How War Has Changed

by Moshe Kantor

The Cold War model for preventing nuclear disaster no longer works

Global peace and security was once based on treaties between states. War was largely a preoccupation of nations with conventional armies. Today war has fundamentally changed and the threat has changed, but the methods used by governments to maintain world order have not. Nation states no longer have the monopoly on weapons of mass destruction and disruption.

The world’s major powers must come together to combat global terror and arrest the proliferation of nuclear weapons. Dialogue between the United States and Russia is absolutely essential. The two countries that control the vast majority of the world’s nuclear weapons simply need to talk. Political differences must be set aside, the stakes are too high. Our leaders must focus on the existential threat of our time with unity, single-mindedness and courage.

We live in an age of unparalleled risks to global security, with none greater than the risk of a terrorist organization acquiring and deploying a nuclear weapon. It is for this reason that the International Luxembourg Forum On Preventing Nuclear Catastrophe and the Nuclear Threat Initiative (NTI) met this week in Washington, D.C. to propose solutions to world leaders on how to tackle the threat of nuclear terrorism.

Non-state actors and terrorist organizations, such as ISIS, are causing far-reaching global security issues in spite of their small size and lack of formal global influence. Terrorists operate outside the rules of combat. Their armies may be small and their supplies limited, but recent outrages from Paris to Beirut show that their impact can be devastating. Worryingly, there is mounting evidence to show that these extremists are acquiring nuclear capabilities.

The terrorists are not interested in our Cold War allegiances, or in the strategic relationships that states preserve due to historic ties or ongoing international politics. Terrorists have no skin in the game, no meaningful sovereignty to protect and no incentive to abide by international law. They are opportunistic and will pursue any means to gain an advantage.

World leaders have indeed committed to addressing these concerns, but due to realpolitik and the complexities surrounding international security cooperation and defense agreements, progress has been slower than our enemies have been in advancing.

For instance, the United States and Russia successfully cooperated for over two decades on nuclear security, however the conflict in Ukraine and other political differences resulted in a serious diplomatic rift and an end to that cooperation.

This setback followed years of what seemed like progress. In addition to successive U.N. Security Council Resolutions, and the US-Russia Global Initiative to Combat Nuclear Terrorism in 2006, President Obama launched the Nuclear Security Summit in 2010, which aimed to prevent nuclear terrorism through a series of four world summits, the last of which will be held in Washington in March 2016.

Despite the reduction in the number of countries possessing weapons-usable nuclear materials, and pledges for other nations to reduce their inventories, progress in securing nuclear material is lagging behind the growth of the nuclear black market.

The Luxembourg Forum together with the NTI is therefore proposing a series of essential measures to help mitigate the threat we face.

• International cooperation on nuclear security must be strengthened and enhanced.

Leaders must put nuclear terrorism at the top of the international agenda and recognize this threat is common to all nation states and can only be defeated if governments work together.

• Russia and the United States must restart cooperation on arms control.

Poor bilateral relations will be detrimental in the fight against nuclear terrorism. Russia and the United States must negotiate an ambitious successor to the New START treaty, and work toward continued cooperation on the reduction of nuclear arsenals.

• Deplete stockpiles, insist on greater transparency and tighten controls.

Further reduce strategic offensive weapons and reduce the number of sites where nuclear materials are located, thereby reducing theft and the black market. Improve transparency and control of nuclear arsenals.
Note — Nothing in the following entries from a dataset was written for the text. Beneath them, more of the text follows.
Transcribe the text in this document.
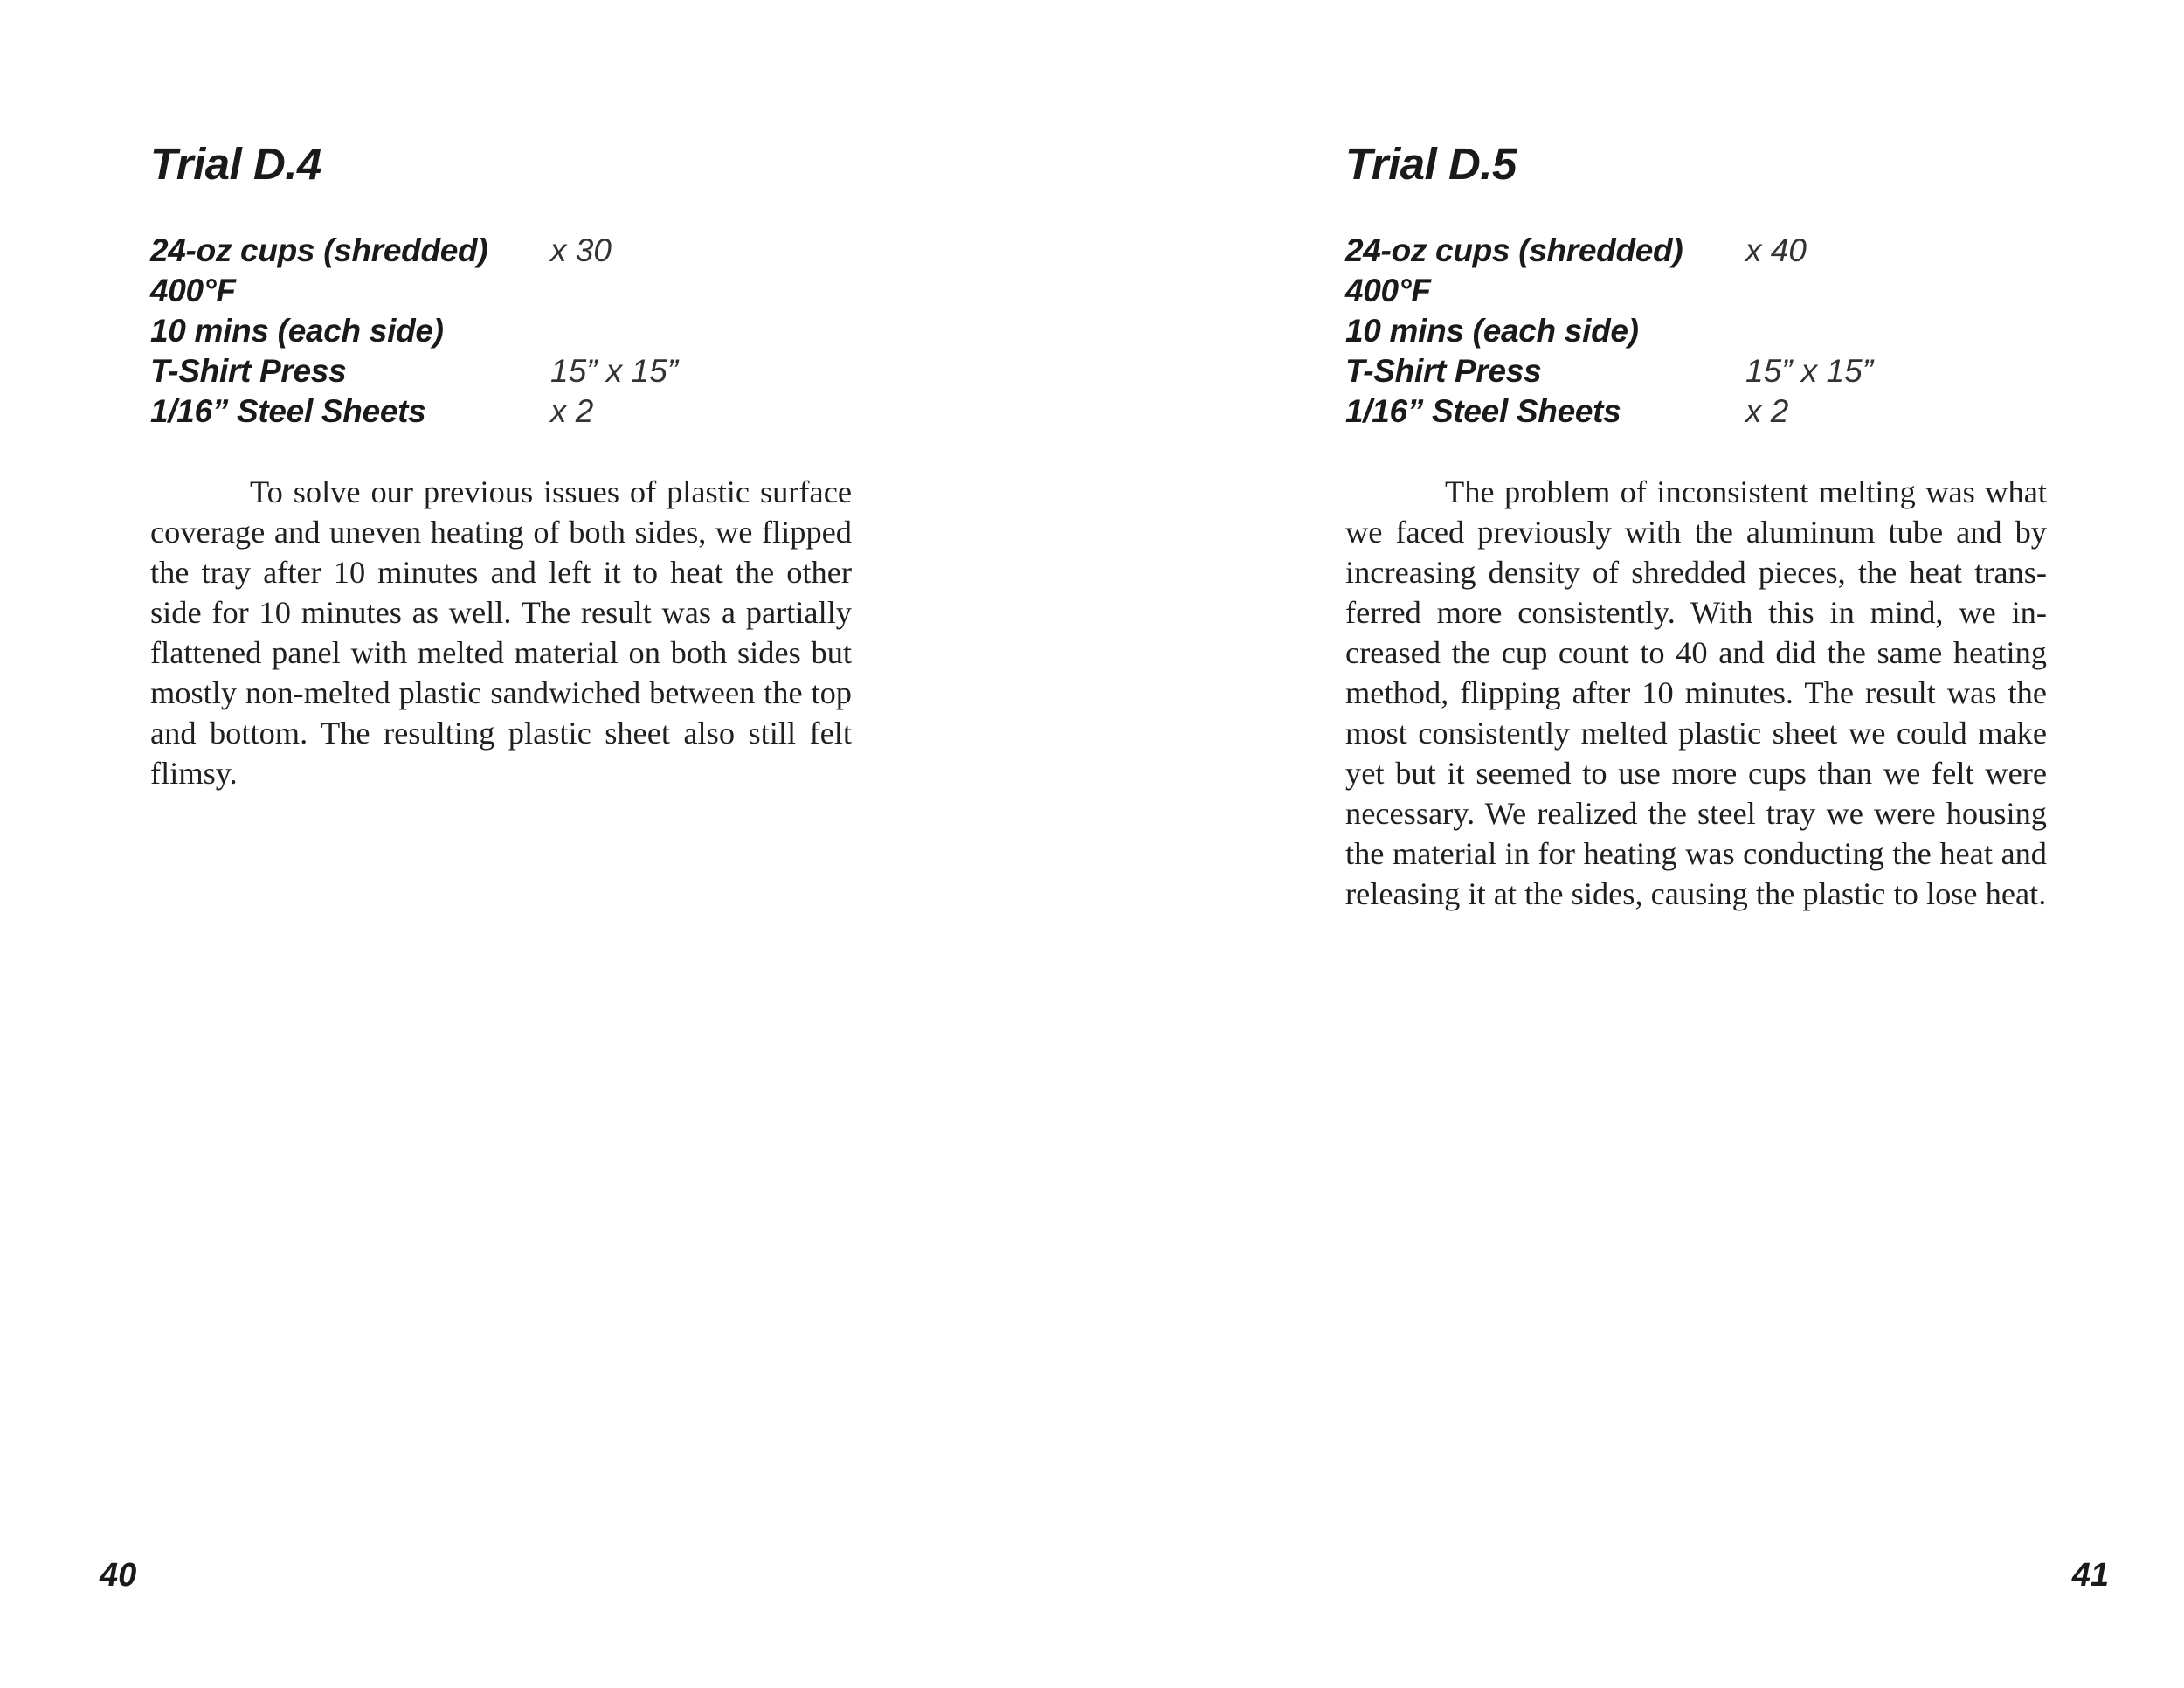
Trial D.4
24-oz cups (shredded)	x 30
400°F
10 mins (each side)
T-Shirt Press	15” x 15”
1/16” Steel Sheets	x 2

To solve our previous issues of plastic surface coverage and uneven heating of both sides, we flipped the tray after 10 minutes and left it to heat the other side for 10 minutes as well. The result was a partially flattened panel with melted material on both sides but mostly non-melted plastic sandwiched between the top and bottom. The resulting plastic sheet also still felt flimsy.

40
Trial D.5
24-oz cups (shredded)	x 40
400°F
10 mins (each side)
T-Shirt Press	15” x 15”
1/16” Steel Sheets	x 2

The problem of inconsistent melting was what we faced previously with the aluminum tube and by increasing density of shredded pieces, the heat transferred more consistently. With this in mind, we increased the cup count to 40 and did the same heating method, flipping after 10 minutes. The result was the most consistently melted plastic sheet we could make yet but it seemed to use more cups than we felt were necessary. We realized the steel tray we were housing the material in for heating was conducting the heat and releasing it at the sides, causing the plastic to lose heat.

41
Limit the use of nuclear materials for medical and scientific purposes, to prevent these being used for ‘dirty bombs.’

• Create dedicated specialist intelligence agencies.

Aim to cooperate, to the highest degree possible, in uncovering and curbing any attempts to seize nuclear material and prepare nuclear terrorist attacks using shared intelligence through specialist agencies.

• Unite against ISIS

World powers must agree to close collaboration and coordinated action against the Islamic State, or ISIS, which may have already obtained enough nuclear material to build a ‘dirty bomb.’

It is time for radical change to the way we address the nuclear threat. The clear and present danger of nuclear terrorism demands that countries set aside their differences. The only way to protect ourselves is by tightening our cooperation and making terrorist access to nuclear weapons as hard as possible. Global security can only be achieved by international collaboration.

Moshe Kantor is president of the Luxembourg Forum on Preventing Nuclear Catastrophe.